Namun terlihat jelas bahwa masuknya insentif pajak dalam UU Zakat ini tidak melibatkan otoritas pajak. Ketika Departemen Keuangan setahun kemudian mengajukan draf revisi RUU PPh, sama sekali tidak ada ketentuan yang mendukung zakat sebagai tax deduction. Ketentuan zakat sebagai tax deduction baru diakomodasi dalam RUU PPh setelah pembahasan di DPR.
Undang-Undang No. 17/2000 mengukuhkan UU No. 38/1999, yaitu zakat yang diterima Badan Amil Zakat (BAZ)/Lembaga Amil Zakat (LAZ) dan mustahik tidak termasuk sebagai obyek pajak, serta zakat penghasilan yang dibayarkan wajib pajak (WP) orang pribadi pemeluk agama Islam dan atau WP badan dalam negeri yang dimiliki pemeluk agama Islam ke BAZ/LAZ menjadi faktor pengurang dalam menentukan besarnya Penghasilan Kena Pajak.
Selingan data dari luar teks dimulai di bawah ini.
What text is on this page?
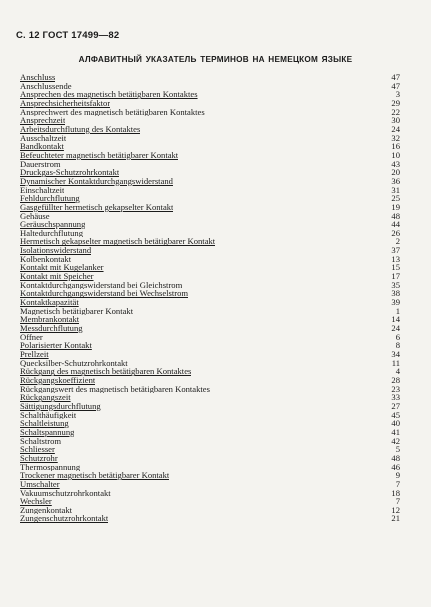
С. 12 ГОСТ 17499—82
АЛФАВИТНЫЙ УКАЗАТЕЛЬ ТЕРМИНОВ НА НЕМЕЦКОМ ЯЗЫКЕ
Anschluss	47
Anschlussende	47
Ansprechen des magnetisch betätigbaren Kontaktes	3
Ansprechsicherheitsfaktor	29
Ansprechwert des magnetisch betätigbaren Kontaktes	22
Ansprechzeit	30
Arbeitsdurchflutung des Kontaktes	24
Ausschaltzeit	32
Bandkontakt	16
Befeuchteter magnetisch betätigbarer Kontakt	10
Dauerstrom	43
Druckgas-Schutzrohrkontakt	20
Dynamischer Kontaktdurchgangswiderstand	36
Einschaltzeit	31
Fehldurchflutung	25
Gasgefüllter hermetisch gekapselter Kontakt	19
Gehäuse	48
Geräuschspannung	44
Haltedurchflutung	26
Hermetisch gekapselter magnetisch betätigbarer Kontakt	2
Isolationswiderstand	37
Kolbenkontakt	13
Kontakt mit Kugelanker	15
Kontakt mit Speicher	17
Kontaktdurchgangswiderstand bei Gleichstrom	35
Kontaktdurchgangswiderstand bei Wechselstrom	38
Kontaktkapazität	39
Magnetisch betätigbarer Kontakt	1
Membrankontakt	14
Messdurchflutung	24
Offner	6
Polarisierter Kontakt	8
Prellzeit	34
Quecksilber-Schutzrohrkontakt	11
Rückgang des magnetisch betätigbaren Kontaktes	4
Rückgangskoeffizient	28
Rückgangswert des magnetisch betätigbaren Kontaktes	23
Rückgangszeit	33
Sättigungsdurchflutung	27
Schalthäufigkeit	45
Schaltleistung	40
Schaltspannung	41
Schaltstrom	42
Schliesser	5
Schutzrohr	48
Thermospannung	46
Trockener magnetisch betätigbarer Kontakt	9
Umschalter	7
Vakuumschutzrohrkontakt	18
Wechsler	7
Zungenkontakt	12
Zungenschutzrohrkontakt	21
Namun zakat sebagai tax deduction ini baru dapat diimplementasikan tiga tahun kemudian setelah keluarnya Keputusan Dirjen Pajak No. KEP-163/PJ/2003. Dalam prakteknya, meminta zakat sebagai tax deduction ini juga tidak mudah jika muzakki gagal mendapatkan Bukti Setor Zakat dari BAZNAS sebagaimana diminta aparat pajak.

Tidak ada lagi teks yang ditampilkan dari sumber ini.